Au risque d'étonner certains, je ne connais pas Arthur. C'est ainsi. Entendons-nous bien: le nom d'Arthur ne m'est pas totalement inconnu, j'ai même glané sans le vouloir, année après année, quelques informations le concernant. Célèbre, on le voit beaucoup à la télévision, on l'entend à la radio, il a fait du théâtre, et, parfois il est l'objet de railleries féroces. Sa personne constitue une référence incontournable pour qui puise son inspiration dans l'audiovisuel et ses animateurs. Je sais aussi qu'il est humoriste, mais il doit se situer hors du champ d'humour médiatique qui me séduit, de Desproges à Didier Porte, sinon j'aurais probablement découvert son talent. Je sais encore qu'il a soutenu la candidature de Nicolas Sarkozy à la présidentielle, une tare qui pourrait expliquer mon absence de curiosité à son égard. Enfin, je sais qu'il est juif.

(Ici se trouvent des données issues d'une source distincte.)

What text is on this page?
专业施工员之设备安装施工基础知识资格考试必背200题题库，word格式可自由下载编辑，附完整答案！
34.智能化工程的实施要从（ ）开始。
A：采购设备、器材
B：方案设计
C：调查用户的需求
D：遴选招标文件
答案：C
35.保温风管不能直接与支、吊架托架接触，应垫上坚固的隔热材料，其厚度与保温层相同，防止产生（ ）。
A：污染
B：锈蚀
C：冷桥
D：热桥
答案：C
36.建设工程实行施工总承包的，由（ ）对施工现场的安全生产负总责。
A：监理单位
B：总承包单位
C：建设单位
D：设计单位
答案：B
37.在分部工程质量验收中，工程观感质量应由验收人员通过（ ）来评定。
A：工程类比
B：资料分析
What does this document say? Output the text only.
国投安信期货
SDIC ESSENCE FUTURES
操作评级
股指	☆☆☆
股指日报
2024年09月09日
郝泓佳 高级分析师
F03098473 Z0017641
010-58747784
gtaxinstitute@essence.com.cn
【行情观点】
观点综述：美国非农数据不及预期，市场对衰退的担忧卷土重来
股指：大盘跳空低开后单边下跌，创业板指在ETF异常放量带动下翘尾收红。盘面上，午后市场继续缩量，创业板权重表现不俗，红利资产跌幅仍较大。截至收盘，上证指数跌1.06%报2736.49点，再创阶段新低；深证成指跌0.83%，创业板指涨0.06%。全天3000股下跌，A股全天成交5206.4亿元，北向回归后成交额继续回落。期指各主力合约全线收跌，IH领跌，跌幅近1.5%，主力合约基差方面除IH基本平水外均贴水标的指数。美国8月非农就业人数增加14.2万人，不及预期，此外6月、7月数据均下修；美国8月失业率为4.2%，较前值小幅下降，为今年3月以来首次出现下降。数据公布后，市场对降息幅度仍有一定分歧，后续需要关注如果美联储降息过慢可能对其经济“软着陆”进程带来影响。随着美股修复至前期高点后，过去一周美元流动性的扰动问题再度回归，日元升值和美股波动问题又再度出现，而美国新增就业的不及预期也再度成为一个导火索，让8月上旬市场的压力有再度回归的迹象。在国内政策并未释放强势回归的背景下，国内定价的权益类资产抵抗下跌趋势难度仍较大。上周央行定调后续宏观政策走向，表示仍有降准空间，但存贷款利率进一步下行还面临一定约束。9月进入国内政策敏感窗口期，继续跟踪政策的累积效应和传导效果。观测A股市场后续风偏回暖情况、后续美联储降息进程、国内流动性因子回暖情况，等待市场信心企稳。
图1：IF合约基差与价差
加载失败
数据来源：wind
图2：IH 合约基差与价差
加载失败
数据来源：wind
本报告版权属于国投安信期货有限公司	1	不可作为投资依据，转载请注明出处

Je l'ai appris voici pas mal de temps, un Dimanche où je me trouvais à l'épicerie du village. Une cliente âgée attendait son tour de passer à la caisse, lisant à mi-voix les titres d'un journal. Brusquement, elle s'exclama en ricanant:
«encore un juif!». Choqué, je la pris à parti, sans égard pour ses cheveux blancs. Elle me regarda d'un air ébahi, se défendit: «
Je disais pas ça par méchanceté, c'est parce que, Arthur, il est riche!» Je n'ai pas cherché à savoir quelle épithète la dame tenait pour véridique, s'agissant d'Arthur, entre riche et juif, ou s'il fallait simplement comprendre que tous les riches prénommés Arthur sont juifs, ou que les riches juifs sont tous des arthurs.
Cela fait donc tout de même un peu plus que rien, ce que je sais d'Arthur. Il n'en a rien à cirer, mais le hasard m'ayant fait son défenseur circonstanciel, j'ai depuis lors balayé un peu moins vite les potins de presse qu'il m'arrivait de trouver à son sujet dans les journaux. C'est ainsi que j'ai lu son
plaidoyer publié dans Le Monde de Dimanche. Hier soir seulement, parce que je ne me précipite pas sur les écrits d'animateurs de télé en général, et sarkozystes en particulier.
Dans cet article, l'animateur réfute avec véhémence les accusations portées contre lui, comme celle de financer
«de manière très active l'armée israélienne»,
«avec son fric»… Il clame son incompréhension et sa douleur devant les manifestations haineuses qui accompagnent depuis quelque temps sa tournée de spectacles. Selon lui, la haine qui le vise est née d'une interview de Dieudonné, en 2004, dans laquelle celui-ci lançait les calomnies reprises aujourd'hui —lesquelles lui valurent du reste une condamnation pour diffamation.
J'ai trouvé dans ce plaidoyer un accent de sincérité qui m'a convaincu sans laisser l'ombre d'un doute. Ironie des choses, je me retrouve aujourd'hui, comme à l'épicerie, à défendre un point de vue différent de celui que j'adoptais en soutenant
Siné dans le conflit avec Charlie-Hebdo. En apparence seulement, car si ses détracteurs reprochaient à Siné d'assimiler juif et argent, et partant d'être antisémite, ils faisaient dire à sa chronique maladroite ce qu'elle ne disait pas, et faisaient bon marché d'une vie de prises de positions généreuses. Le
vieux cabot mord peut-être tous azimuts, mais il n'est pas de ceux qu'on mettrait à garder des enclos barbelés.
Quant à Dieudonné, ma culture télévisuelle étant ce qu'elle est, proche de zéro, je ne connais de lui que ses relations contre-nature avec l'extrême droite. Cela me suffit pour être effaré que le poison d'un tel type puisse encore agir sur la société.
Si j'en crois les propos d'Arthur, le Net a beaucoup contribué à le répandre. Quelle fichue manie ont donc les utilisateurs d'internet de si mal vérifier les rumeurs qu'ils contribuent à propager. Par honnêteté, il nous faut douter et faire l'apprentissage du recoupement, tels que le pratiquent les vrais journalistes —ou devraient le pratiquer… C'est pour cela aussi, outre mon vieil attachement à lutter contre le racisme et l'antisémitisme, que je fais ce billet, un peu à l'écart de mes sympathies politiques naturelles.